Objective: To identify and examine factors extraneous to the design decision-making process that could impede the optimization of flexibility on inpatient units.
Background: A 2006 empirical study to identify domains of design decisions that affect flexibility on inpatient units found some indication in the context of the acuity-adaptable operational model that factors extraneous to the design process could have negatively influenced the successful implementation of the model. This raised questions regarding extraneous factors that might influence the successful optimization of flexibility.
Method: An exploratory, qualitative method was adopted to examine the question. Stakeholders from five recently built acute care inpatient units participated in the study, which involved three types of data collection: (1) verbal protocol data from a gaming session; (2) in-depth semi-structured interviews; and (3) shadowing frontline personnel. Data collection was conducted between June 2009 and November 2010.
Results: The study revealed at least nine factors extraneous to the design process that have the potential to hinder the optimization of flexibility in four domains: (1) systemic; (2) cultural; (3) human; and (4) financial.

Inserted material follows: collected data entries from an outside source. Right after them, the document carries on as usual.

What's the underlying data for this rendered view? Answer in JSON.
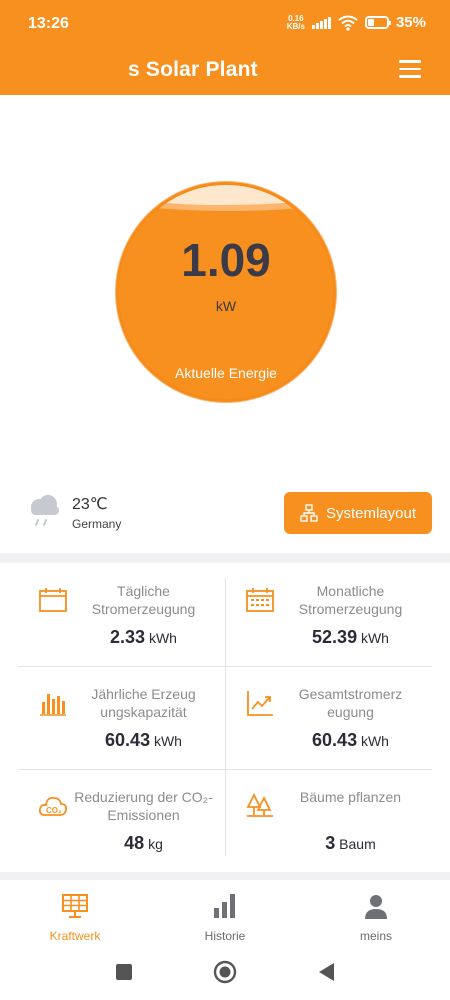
{
  "status_bar": {
    "time": "13:26",
    "net_speed_value": "0.16",
    "net_speed_unit": "KB/s",
    "battery": "35%",
    "battery_level": 0.35
  },
  "header": {
    "title": "s Solar Plant"
  },
  "energy": {
    "value": "1.09",
    "unit": "kW",
    "label": "Aktuelle Energie"
  },
  "weather": {
    "temperature": "23℃",
    "location": "Germany"
  },
  "system_layout_button": "Systemlayout",
  "stats": [
    {
      "label": "Tägliche Stromerzeugung",
      "value": "2.33",
      "unit": "kWh",
      "icon": "calendar-day-icon"
    },
    {
      "label": "Monatliche Stromerzeugung",
      "value": "52.39",
      "unit": "kWh",
      "icon": "calendar-month-icon"
    },
    {
      "label": "Jährliche Erzeug ungskapazität",
      "value": "60.43",
      "unit": "kWh",
      "icon": "bar-chart-icon"
    },
    {
      "label": "Gesamtstromerz eugung",
      "value": "60.43",
      "unit": "kWh",
      "icon": "trend-up-icon"
    },
    {
      "label": "Reduzierung der CO₂-Emissionen",
      "value": "48",
      "unit": "kg",
      "icon": "co2-cloud-icon"
    },
    {
      "label": "Bäume pflanzen",
      "value": "3",
      "unit": "Baum",
      "icon": "trees-icon"
    }
  ],
  "bottom_nav": [
    {
      "label": "Kraftwerk",
      "icon": "solar-panel-icon",
      "active": true
    },
    {
      "label": "Historie",
      "icon": "bar-chart-icon",
      "active": false
    },
    {
      "label": "meins",
      "icon": "person-icon",
      "active": false
    }
  ],
  "colors": {
    "accent": "#f7901e",
    "text_dark": "#2c2c38",
    "text_muted": "#8c8c8c"
  }
}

Conclusions: Flexibility is critical to hospital operations in the new healthcare climate, where cost reduction constitutes a vital target. From this perspective, flexibility and efficiency strategies can be influenced by (1) return on investment, (2) communication, (3) culture change, and (4) problem definition. Extraneous factors identified in this study could also affect flexibility in other care settings; therefore, these findings may be viewed from the overall context of hospital design.
Key Words: Healthcare design, flexibility, evidence-based design
Preferred Citation: Pati, D., Evans, J., Harvey, Jr., T. E., & Bazuin, D. (2012). Extraneous factors impeding flexible inpatient unit design. Health Environments Research & Design Journal, 6(1), 83-104.
Flexibility, traditionally considered an important attribute of healthcare design, will become even more crucial to the financial viability of healthcare organizations in the future because the central focus of future healthcare in the United States will be cost curtailment (The Advisory Board Company, 2011). Because the dialogue on cost reduction is occurring within the broader framework of the continuum of care, the emphasis on reducing the cost of providing care in acute care settings will accelerate.